Do you have type constraints for generic arguments in Julia? I.e. when you're looking at the signature, does it ensure that the operations performed on values inside are going to work?


You can put arbitrary type-level restrictions on any argument in a function's signature. You can also interleave runtime with compile time to restrict things based on value. Julia's type system is fully parametric and allows values in the parameters.

If I write

    f(x :: Number) = x + 1
    f(x :: String) = x * x
    f(x :: Int)    = x - 1
this defines 3 separate methods for the function f. The Int method is actually more specific than the Number method because Int <: Number, so we get the following behaviour:

    julia> f(1.0)
    2.0

    julia> f("hi ")
    "hi hi "

    julia> f(2)
    1
Regarding this part of your question

> when you're looking at the signature, does it ensure that the operations performed on values inside are going to work?

I guess the answer depends on what you mean.

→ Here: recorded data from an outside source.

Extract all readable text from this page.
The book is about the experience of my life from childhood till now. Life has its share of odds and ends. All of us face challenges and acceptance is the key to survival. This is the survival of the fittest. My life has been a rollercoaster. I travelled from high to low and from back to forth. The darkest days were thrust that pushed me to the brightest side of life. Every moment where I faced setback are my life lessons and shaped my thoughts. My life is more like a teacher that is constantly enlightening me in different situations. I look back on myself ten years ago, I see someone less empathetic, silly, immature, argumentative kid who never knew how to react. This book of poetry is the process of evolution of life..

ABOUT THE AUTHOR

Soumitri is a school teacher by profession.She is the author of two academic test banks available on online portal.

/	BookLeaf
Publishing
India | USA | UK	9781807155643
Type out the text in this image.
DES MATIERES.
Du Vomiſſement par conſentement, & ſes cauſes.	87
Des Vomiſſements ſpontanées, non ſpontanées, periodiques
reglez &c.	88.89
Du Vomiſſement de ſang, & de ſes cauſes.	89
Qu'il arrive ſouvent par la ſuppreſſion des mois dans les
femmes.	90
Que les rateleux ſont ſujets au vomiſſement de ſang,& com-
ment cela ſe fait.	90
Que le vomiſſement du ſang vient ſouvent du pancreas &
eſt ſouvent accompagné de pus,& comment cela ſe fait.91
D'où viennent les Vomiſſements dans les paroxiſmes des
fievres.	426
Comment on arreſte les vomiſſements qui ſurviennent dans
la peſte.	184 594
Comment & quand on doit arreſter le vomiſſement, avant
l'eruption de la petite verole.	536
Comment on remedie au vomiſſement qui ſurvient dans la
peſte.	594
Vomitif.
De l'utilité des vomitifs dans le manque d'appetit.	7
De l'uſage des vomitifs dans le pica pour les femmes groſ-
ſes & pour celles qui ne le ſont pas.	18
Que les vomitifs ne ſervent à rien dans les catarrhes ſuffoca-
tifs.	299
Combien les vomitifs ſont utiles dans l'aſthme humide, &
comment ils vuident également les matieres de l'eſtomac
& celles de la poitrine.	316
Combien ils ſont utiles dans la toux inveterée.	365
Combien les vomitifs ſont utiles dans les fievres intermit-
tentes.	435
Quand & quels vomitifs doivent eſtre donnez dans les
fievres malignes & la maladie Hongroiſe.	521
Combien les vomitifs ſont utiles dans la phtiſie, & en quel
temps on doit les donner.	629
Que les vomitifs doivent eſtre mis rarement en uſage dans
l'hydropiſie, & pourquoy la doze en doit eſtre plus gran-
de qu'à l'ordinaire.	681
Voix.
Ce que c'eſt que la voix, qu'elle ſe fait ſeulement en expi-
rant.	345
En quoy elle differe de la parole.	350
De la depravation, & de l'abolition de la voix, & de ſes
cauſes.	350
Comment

Julia's interfaces are somewhat implicit, and we do not do ahead of time checks by default, so if I define my own type that is a subtype of Number, but that type does not have methods for addition, then f will error on that type.

However, the static checking package JET.jl will easily detect that this will happen statically at compile time.


Not quite. The main problem with gradual typing is performance, because having to do checking and conversion at every boundary or interaction between static- and dynamic-typed code introduces a lot of overhead.